This book on business strategy set in a purely Indian context deals with the subject in an interesting narrative format. The main protagonist, Rajan, is a successful entrepreneur, who has built a Rs. 30-crore business enterprise in just a decade and a half. On completing his engineering degree, Rajan started-up his own venture of manufacturing and marketing weighing scales. Although the field was crowded, Rajan, the visionary, had a few differentiators. The scales available in the market at that time were not made to very high standards of engineering and precision. They were also not reliable as they broke down frequently. Discerning customers(typically sellers of high-value items, such as jewellery, for example) would be willing to pay a premium for a product that showed weights accurately, needed less maintenance and repairs and lasted longer(he figured).

There was no looking back for Rajan from that point on, until, thirteen years later(just two years before present time), he finds himself beset with several problems on both personal and business fronts.
The story begins with a scene on a Saturday morning, where Raju is in a positive, upbeat and relaxed frame of mind. He is working from his home-office, and his attention is drawn to the pile of letters on his desk. The one of top is a large, white envelope and is a very special letter. On reading the letter, several thoughts flood his mind. And then, his mind drifts back to the August weekend at Chargaon(his native village to which he returns for the first time after having left to attend engineering college in the city) two years ago, that helped bring about a transformation in Rajan’s life.
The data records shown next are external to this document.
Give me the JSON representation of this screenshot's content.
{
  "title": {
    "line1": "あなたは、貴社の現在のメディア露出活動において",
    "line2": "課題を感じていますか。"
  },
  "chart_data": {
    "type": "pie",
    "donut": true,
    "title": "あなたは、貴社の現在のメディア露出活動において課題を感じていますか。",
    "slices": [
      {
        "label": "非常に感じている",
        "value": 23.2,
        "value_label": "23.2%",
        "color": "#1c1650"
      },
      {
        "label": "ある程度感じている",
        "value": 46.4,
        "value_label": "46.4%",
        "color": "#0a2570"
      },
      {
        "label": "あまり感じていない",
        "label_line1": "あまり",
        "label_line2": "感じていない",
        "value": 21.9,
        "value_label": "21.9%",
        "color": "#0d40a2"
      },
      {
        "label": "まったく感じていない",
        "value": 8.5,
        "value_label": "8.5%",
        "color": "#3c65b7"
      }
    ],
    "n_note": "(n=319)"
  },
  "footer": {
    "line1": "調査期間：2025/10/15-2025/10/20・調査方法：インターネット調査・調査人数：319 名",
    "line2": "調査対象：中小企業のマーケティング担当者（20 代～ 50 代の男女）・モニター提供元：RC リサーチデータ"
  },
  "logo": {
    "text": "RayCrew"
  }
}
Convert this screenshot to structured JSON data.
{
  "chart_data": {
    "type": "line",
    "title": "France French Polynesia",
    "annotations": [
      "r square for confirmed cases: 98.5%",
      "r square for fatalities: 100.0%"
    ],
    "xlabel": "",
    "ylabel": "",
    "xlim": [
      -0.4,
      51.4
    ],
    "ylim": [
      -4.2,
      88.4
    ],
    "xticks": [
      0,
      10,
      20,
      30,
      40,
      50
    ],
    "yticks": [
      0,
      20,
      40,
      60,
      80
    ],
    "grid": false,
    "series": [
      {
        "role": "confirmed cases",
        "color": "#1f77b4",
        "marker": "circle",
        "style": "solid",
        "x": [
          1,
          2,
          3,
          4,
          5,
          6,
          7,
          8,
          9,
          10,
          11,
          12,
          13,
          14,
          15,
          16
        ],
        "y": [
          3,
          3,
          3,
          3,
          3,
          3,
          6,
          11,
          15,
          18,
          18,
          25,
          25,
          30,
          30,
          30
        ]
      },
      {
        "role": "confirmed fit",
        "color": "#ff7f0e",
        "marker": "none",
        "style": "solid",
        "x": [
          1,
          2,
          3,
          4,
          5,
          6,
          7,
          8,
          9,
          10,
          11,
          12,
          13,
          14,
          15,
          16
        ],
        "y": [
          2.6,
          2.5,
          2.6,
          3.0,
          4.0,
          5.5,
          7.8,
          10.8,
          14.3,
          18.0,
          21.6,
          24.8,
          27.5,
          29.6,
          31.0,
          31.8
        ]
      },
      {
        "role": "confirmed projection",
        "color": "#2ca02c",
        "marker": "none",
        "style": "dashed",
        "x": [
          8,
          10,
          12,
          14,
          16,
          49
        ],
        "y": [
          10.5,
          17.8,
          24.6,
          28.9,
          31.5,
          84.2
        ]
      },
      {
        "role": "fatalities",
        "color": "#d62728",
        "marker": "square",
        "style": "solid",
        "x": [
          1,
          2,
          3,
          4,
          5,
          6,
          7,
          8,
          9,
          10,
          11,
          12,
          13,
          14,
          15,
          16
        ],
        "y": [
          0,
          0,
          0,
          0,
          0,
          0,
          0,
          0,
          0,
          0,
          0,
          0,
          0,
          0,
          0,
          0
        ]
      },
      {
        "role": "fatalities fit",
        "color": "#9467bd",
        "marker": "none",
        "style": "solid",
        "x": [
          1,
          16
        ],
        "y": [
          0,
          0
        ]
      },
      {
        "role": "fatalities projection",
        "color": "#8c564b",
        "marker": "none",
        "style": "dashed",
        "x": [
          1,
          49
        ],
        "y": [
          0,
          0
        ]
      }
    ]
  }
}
Although outwardly, mid-sized businesses appear to have crossed the zone of facing day-to-day problems of continuity of sales and receipts, timely payment of utility bills, liquidity, supplies, employee attendance and performance, and the like faced by start-ups(by the sheer process of having had a good run for some years) many mid-sized business owners that find themselves in a phase of “mid-life-crisis” when they are simply stuck in a band. Rajan has a similar experience and finds that he has no time to get out of operations and day-to-day fire-fighting, no personal time to spend with his family, and little or no time or money to work on ideas that can help take the business to the next level-which is frustrating.
At this juncture, Rajan goes to Chargaon, where the panchayat has organised an important event in the old village school to felicitate Rajan for his accomplishments and also show their gratitude to him for his having “given back” to his roots. Rajan’s firm had installed an electronic weigh-bridge that could weigh an entire truck, in the village at a subsidised price. Villagers from Chargaon and the neighbouring villages could now their seasonal farm produce with ease and accuracy. Rajan makes an impromptu speech, at the end of which he receives a standing ovation from the villagers. Just as he is soaking in the adulation, his childhood friend and companion, Manu comes up to him. For a moment, Rajan is speechless as he cannot recognise his childhood friend. And the plot takes an interesting turn.
Though both Rajan and Manu have shared a similar childhood, Manu’s life-story is very different from Rajan’s. On his father’s death, Rajan takes over his father’s small farm. Rajan has expanded his ancestral farm manifold and is now the owner of large, profitable, sustainable, well-run farm(which also includes the plot of land that was earlier owned by Rajan’s family). In what comes as revelation to him, Rajan(in a mixture of joy, disbelief and a tinge of envy) discovers that he wasn’t the only one in the village to have experienced success after all. ‘Today Manu has achieved everything I could possibly have achieved had I stayed on in Chargaon… maybe even more!, he silently says to himself. This could get readers thinking, “Is the grass really greener or the other side?”